La connaissance qu'il avait ainsi acquise des moeurs des Maures et des
Noirs l'engagea, en 1789, à offrir ses services à la l'African
society qui venait de s'établir à Londres.
Le comité le chargea de déterminer
le cours du Niger, et, s'il était possible, la source et l'embouchure
de ce fleuve mystérieux, de visiter les villes de Tombouctou
et de Houssa dans l'intérieur du continent, et de revenir ensuite
par le désert : mais ce projet était subordonné aux
circonstances. Houghton partit le 16 octobre 1790, et arriva le 16 novembre
à l'embouchure de la Gambie. Il remonta le fleuve jusqu'à
une distance de neuf cents milles de la mer, et s'avança ensuite
par terre vers le nord-est, traversant plusieurs royaumes, tantôt
bien, tantôt mal reçu.
Le 1er septembre
1791 il était à Simbing, village sur la frontière
du pays de Bambouk : il fut volé; son domestique noir ne voulut
pas le suivre dans le territoire des Maures. Cependant Houghton ne perdait
pas courage, ainsi que le témoigne une lettre qu'il écrivit
de ce lieu, et la dernière que l'on ait reçue de lui. Un
peu plus loin, à Jarra, ville frontière de Ludamar, il fit
connaissance avec des marchands maures qui allaient acheter du sel à
Tischit, à dix journées plus ou nord dans le grand désert ,
et leur offrit un fusil et du tabac pour qu'ils le menassent avec eux.
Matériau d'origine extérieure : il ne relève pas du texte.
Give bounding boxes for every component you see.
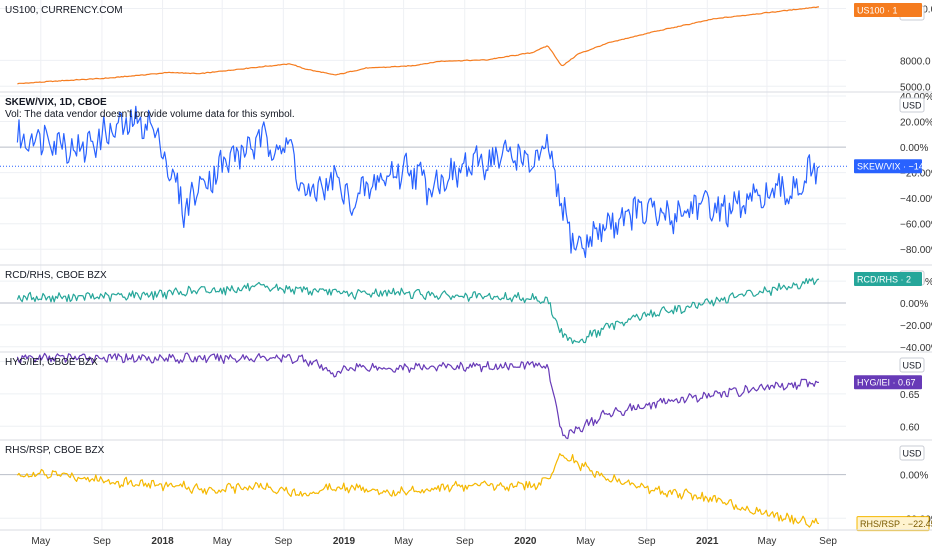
pane-title: US100, CURRENCY.COM: [5, 5, 123, 16]
series-line: [16, 352, 820, 440]
y-tick-label: 5000.0: [900, 82, 931, 93]
x-tick-label: Sep: [456, 536, 474, 547]
y-tick-label: −40.00%: [900, 343, 932, 354]
price-tag: [854, 3, 922, 17]
pane-note: Vol: The data vendor doesn't provide vol…: [5, 109, 295, 120]
series-line: [16, 453, 820, 528]
x-tick-label: 2018: [151, 536, 174, 547]
y-tick-label: 0.00%: [900, 471, 928, 482]
price-tag-text: HYG/IEI · 0.67: [857, 378, 916, 388]
series-lines: [0, 6, 848, 528]
currency-label: USD: [902, 361, 922, 371]
currency-badge: [899, 357, 925, 373]
y-tick-label: −20.00%: [900, 321, 932, 332]
price-tag-text: RCD/RHS · 2: [857, 274, 911, 284]
x-tick-label: May: [576, 536, 595, 547]
pane-labels: US100, CURRENCY.COM SKEW/VIX, 1D, CBOEVol…: [5, 5, 295, 456]
series-line: [16, 277, 820, 345]
x-tick-label: Sep: [638, 536, 656, 547]
y-tick-label: −80.00%: [900, 245, 932, 256]
y-tick-label: 8000.0: [900, 56, 931, 67]
time-axis: May Sep 2018 May Sep 2019 May Sep 2020 May Sep 2021…: [0, 529, 932, 547]
x-tick-label: May: [31, 536, 50, 547]
x-tick-label: May: [213, 536, 232, 547]
y-tick-label: 0.00%: [900, 143, 928, 154]
currency-badge: [899, 445, 925, 461]
x-tick-label: 2021: [696, 536, 719, 547]
pane-title: SKEW/VIX, 1D, CBOE: [5, 97, 107, 108]
pane-title: RCD/RHS, CBOE BZX: [5, 270, 107, 281]
x-tick-label: May: [394, 536, 413, 547]
price-tag: [854, 159, 922, 174]
x-tick-label: Sep: [819, 536, 837, 547]
x-tick-label: 2020: [514, 536, 537, 547]
price-tag: [856, 516, 930, 532]
y-tick-label: 20.00%: [900, 118, 932, 129]
grid: [0, 0, 932, 530]
series-line: [16, 105, 820, 258]
x-tick-label: 2019: [333, 536, 356, 547]
y-tick-label: −40.00%: [900, 194, 932, 205]
currency-label: USD: [902, 449, 922, 459]
y-tick-label: 0.60: [900, 422, 920, 433]
y-tick-label: −60.00%: [900, 220, 932, 231]
pane-title: RHS/RSP, CBOE BZX: [5, 445, 105, 456]
currency-badge: [899, 97, 925, 113]
y-tick-label: 0.65: [900, 390, 920, 401]
price-tag: [854, 271, 922, 286]
price-tag-text: US100 · 1: [857, 6, 898, 16]
x-tick-label: May: [757, 536, 776, 547]
x-tick-label: Sep: [274, 536, 292, 547]
y-tick-label: 0.00%: [900, 299, 928, 310]
price-tag: [854, 375, 922, 390]
x-tick-label: Sep: [93, 536, 111, 547]
price-tag-text: SKEW/VIX · −14.92%: [857, 162, 932, 172]
y-tick-label: −20.00%: [900, 169, 932, 180]
pane-title: HYG/IEI, CBOE BZX: [5, 357, 98, 368]
currency-label: USD: [902, 101, 922, 111]
series-line: [17, 6, 820, 85]
price-tag-text: RHS/RSP · −22.45%: [860, 519, 932, 529]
On ignore s'ils le trompèrent sur
la route à tenir, ou s'ils avaient dessein de l'égarer dans
le désert: mais au bout de deux jours. Houghton, soupçonnant
leurs intentions, refusa d'aller plue loin; ils le volèrent et l'abandonnèrent.
Il revint à pied par le désert. A son arrivée à
Jarra (Djarra). Il n'avait pas mangé depuis quelques jours.
Plusieurs bruits différents coururent
sur sa mort; on a parlé d'assassinat, mais il paraît aujourd'hui
certain qu'il mourut d'une dysenterie. Son corps fut traîné
dans les bois, et l'on montra de loin à Mungo
Park l'endroit où il était resté. sans sépulture.
On chercha vainement à recouvrer ses papiers. Sa catastrophe a été
en partie attribuée à ce qu'il avait avec lui un bagage trop
considérable, bien fait pour tenter les voleurs, et à ce
qu'il avait pris sa route trop au nord.
L'African society recueillit les lettres
d'Houghton et les inséra dans le second numéro de ses Mémoires,
qui parut en 1783, Londres, 1 vol. in-4°. Il en existe une traduction
française tous ce titre Voyages et découvertes de l'intérieur
de l'Afrique, par le major Houghton et Mungo Park. Paris, an 6, 1 vol.
in-8°, avec trois cartes. Le traducteur,
Lallemand, a, comme on le voit, réuni le second et le troisième
mémoire de l'African society. Celui-ci avait été imprimé
en 1788. Les détails fournis par Houghton étaient précieux
et nouveaux à l'époque où ils furent publiés.